According to Gray, NanoString completed, with its TAP customers, more than 25 projects during the second quarter of this year, resulting in more than $1 million in revenue. On top of that, the company has now received orders for more than 30 new projects, including several experiments proposed by biopharma companies and academic medical centers.
"We now carry a backlog of more than 50 projects valued at more than $2 million and we have recently expanded our TAP service staffing and added weekend shifts to keep pace with this growing demand," he said during the call.
Paralleling this accelerated demand for early access, Gray added, is a rapid generation of user data that is now entering the peer-reviewed literature. "Our collective TAP experience now includes approximately 125 projects that have been completed for about 85 unique customers. These efforts have [resulted in] seven peer-reviewed publications so far and we are tracking another dozen papers that have been submitted," he said.
Two of the most recent studies of the platform applied GeoMx to questions in immuno-oncology, something Gray said makes up a majority of the "initial wave" of spatial profiling research and publications. In one paper in Clinical Cancer Research this June, David Rimm and colleagues at Yale University Medical School used GeoMx to identify biomarkers that are predictive of outcomes for patients receiving immunotherapy for metastatic melanoma.
The study updated results that Rimm has previously presented at scientific meetings from his efforts to improve current molecular tools for immunotherapy prediction by precisely locating certain biomarker signals in individual cell populations.
In their latest study, Rimm and colleagues used NanoString's GeoMx DSP to test pretreatment biopsies of patients with melanoma who received checkpoint inhibitors. They were able to correlate patients' known clinical outcomes with the expression of 44 proteins in three independent spatially resolved compartments: macrophages, leukocytes, and melanocytes.
Among their findings, the authors wrote that PD-L1 expression — a commonly employed biomarker to predict immunotherapy drug response — was only strongly predictive of objective response, progression-free survival and overall survival if it was present in patients' macrophage compartment.

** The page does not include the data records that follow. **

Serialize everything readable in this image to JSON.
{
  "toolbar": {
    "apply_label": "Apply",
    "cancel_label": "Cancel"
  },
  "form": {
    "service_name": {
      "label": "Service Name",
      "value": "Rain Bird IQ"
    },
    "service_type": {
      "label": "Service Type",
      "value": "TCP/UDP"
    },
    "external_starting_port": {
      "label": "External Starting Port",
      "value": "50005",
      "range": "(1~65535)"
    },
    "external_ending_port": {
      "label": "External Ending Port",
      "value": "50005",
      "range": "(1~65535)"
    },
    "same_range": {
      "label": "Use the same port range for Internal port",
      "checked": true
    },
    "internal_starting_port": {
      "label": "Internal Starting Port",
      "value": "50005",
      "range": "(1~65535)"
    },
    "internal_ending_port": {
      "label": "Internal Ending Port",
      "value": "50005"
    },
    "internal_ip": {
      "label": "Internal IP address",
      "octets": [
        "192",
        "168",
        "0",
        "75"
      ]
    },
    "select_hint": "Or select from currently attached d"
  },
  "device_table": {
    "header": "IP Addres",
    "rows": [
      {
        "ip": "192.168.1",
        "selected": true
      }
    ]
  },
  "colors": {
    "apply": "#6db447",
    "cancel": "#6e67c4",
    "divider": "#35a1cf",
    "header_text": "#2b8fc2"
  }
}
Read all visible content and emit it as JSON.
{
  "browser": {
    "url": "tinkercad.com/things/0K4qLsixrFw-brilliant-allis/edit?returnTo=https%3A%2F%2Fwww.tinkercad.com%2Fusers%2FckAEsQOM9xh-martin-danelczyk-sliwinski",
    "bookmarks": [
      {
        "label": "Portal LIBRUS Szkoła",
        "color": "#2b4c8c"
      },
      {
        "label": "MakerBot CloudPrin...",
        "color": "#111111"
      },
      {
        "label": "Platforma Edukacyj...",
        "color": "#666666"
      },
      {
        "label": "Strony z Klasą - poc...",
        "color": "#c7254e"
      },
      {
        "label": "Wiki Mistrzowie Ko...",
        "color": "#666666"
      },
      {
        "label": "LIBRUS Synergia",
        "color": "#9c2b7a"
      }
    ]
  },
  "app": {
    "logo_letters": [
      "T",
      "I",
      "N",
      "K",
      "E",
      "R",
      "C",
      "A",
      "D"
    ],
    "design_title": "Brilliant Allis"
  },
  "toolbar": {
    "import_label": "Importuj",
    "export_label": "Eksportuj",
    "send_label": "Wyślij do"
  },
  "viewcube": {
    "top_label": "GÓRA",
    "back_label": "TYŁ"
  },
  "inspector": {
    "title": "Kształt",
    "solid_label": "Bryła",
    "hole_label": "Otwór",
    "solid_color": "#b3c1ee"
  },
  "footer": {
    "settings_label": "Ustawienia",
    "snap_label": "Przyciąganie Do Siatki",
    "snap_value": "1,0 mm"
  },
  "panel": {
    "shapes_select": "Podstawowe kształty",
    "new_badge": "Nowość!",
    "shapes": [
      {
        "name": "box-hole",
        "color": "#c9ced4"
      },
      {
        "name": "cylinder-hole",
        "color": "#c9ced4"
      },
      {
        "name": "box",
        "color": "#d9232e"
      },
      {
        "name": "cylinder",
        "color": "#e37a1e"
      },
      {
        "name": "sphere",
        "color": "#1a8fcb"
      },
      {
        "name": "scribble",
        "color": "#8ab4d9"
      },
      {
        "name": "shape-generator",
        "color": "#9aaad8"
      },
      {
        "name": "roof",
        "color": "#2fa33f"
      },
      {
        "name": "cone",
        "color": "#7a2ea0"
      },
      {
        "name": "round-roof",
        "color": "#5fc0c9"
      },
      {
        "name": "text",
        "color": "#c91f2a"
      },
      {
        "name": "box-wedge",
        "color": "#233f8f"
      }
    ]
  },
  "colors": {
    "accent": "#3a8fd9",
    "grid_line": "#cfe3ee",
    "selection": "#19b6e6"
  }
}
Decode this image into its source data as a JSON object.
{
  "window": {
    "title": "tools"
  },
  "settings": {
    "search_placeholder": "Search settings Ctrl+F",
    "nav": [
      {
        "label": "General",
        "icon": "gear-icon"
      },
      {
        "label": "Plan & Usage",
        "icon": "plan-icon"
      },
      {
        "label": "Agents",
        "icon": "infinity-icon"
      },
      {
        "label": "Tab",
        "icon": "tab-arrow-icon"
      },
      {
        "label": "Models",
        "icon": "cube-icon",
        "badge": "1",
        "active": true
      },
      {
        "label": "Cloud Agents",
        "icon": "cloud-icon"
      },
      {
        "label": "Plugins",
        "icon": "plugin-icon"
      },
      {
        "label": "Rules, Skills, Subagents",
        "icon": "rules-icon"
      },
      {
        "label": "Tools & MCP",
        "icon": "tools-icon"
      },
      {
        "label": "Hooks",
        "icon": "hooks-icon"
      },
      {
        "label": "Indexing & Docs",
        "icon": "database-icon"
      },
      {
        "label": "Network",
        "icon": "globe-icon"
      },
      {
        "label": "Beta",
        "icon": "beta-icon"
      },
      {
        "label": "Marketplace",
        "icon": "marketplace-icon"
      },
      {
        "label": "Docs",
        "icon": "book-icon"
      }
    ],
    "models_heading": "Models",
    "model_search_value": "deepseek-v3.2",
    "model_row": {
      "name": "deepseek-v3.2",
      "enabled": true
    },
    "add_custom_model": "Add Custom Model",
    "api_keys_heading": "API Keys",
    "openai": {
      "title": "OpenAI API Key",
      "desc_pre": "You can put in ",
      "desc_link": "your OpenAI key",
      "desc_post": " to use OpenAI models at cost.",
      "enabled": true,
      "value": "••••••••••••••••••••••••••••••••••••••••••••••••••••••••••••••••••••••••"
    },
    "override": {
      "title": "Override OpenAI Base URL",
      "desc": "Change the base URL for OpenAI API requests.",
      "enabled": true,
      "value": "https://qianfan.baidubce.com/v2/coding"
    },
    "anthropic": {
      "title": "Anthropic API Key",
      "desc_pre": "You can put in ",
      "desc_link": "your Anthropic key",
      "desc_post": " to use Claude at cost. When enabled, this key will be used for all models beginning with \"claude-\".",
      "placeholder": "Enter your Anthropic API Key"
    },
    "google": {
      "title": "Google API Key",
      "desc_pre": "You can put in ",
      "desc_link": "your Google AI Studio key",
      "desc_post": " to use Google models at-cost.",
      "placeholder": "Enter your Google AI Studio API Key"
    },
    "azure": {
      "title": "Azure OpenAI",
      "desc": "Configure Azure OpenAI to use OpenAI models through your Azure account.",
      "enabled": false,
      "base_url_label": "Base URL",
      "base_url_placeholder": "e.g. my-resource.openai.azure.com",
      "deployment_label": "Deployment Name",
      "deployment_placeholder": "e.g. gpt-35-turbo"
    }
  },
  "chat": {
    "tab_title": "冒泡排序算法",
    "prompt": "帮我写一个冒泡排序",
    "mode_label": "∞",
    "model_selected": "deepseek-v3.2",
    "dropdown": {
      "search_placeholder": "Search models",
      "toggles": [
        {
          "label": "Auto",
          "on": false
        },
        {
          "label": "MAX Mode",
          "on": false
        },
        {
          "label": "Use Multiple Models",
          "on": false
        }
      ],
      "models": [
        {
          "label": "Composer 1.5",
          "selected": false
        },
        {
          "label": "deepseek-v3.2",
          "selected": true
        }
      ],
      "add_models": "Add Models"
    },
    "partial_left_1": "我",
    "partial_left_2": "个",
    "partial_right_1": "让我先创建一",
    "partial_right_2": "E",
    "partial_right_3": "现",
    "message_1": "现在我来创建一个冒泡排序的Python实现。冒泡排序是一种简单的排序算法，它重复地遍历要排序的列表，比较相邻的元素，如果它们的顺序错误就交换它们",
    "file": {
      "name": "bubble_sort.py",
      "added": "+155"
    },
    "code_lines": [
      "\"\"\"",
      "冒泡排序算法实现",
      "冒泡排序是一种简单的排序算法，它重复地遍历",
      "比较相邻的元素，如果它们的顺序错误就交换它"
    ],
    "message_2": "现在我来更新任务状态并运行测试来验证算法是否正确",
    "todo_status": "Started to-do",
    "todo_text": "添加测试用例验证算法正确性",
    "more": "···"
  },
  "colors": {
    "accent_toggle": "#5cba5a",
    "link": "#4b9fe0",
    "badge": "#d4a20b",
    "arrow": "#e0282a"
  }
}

Expression in tumor cells themselves didn't rise to the same bar.
"This and future work may accelerate the development of novel biomarkers in a field that urgently needs better mechanisms for patient selection," Rimm said in a statement.
Another study appeared last week in Nature Medicine. Investigators, led by Vanderbilt University Medical Center professor Justin Balko, used GeoMx to characterize immune infiltrates in the brain of a patient who passed away after suffering encephalitis during immunotherapy treatment for metastatic melanoma.
"By using digital spatial profiling to understand the mechanism of this neurotoxicity, clinicians may be able to develop a test to help inform patient selection," Gray said during NanoString's call this week.
Specifically, researchers in the study were able to use GeoMx see the presence of activated, Esptein Barr virus-associated T cells in the inflamed region of the case-study patient's brain, and to back the results up with studies of two other cases. DSP profiling of non-inflamed regions from the same patient, as well as samples from patients with other forms of encephalitis, did not show evidence of activated T cells.
"The GeoMx platform enabled high-plex characterization that would not have been possible on other platforms," Balko said in a statement last week regarding the findings.
Finally, Gray also discussed NanoString's newly announced collaboration with Mayo Clinic Laboratories: a joint development agreement under which the two organizations will perform a cross-site study using GeoMx DSP to investigate the immune architecture of breast tumor samples.
"While the path to developing clinical tests for GeoMx will take time, we're honored to partner with [a group that is] world renowned for developing such tests," Gray said. Though it would be speculative to project whether and when a clinical test might emerge from the partnership, the lab's willingness to be an early adopter of the technology is heartening, he added.
If NanoString is able to position GeoMx in the clinic in the future, Gray estimated that current tools like immunohistochemistry and RNA in situ hybridization represent a $3 billion market overall in which GeoMx could find use cases.
"It will take us some time before we can get to the clinic. But in terms of a long-term lifecycle for the GeoMx platform and spatial profiling in general, we think the clinic is really exciting and our collaboration with Mayo can only help us come up that curve faster," he said.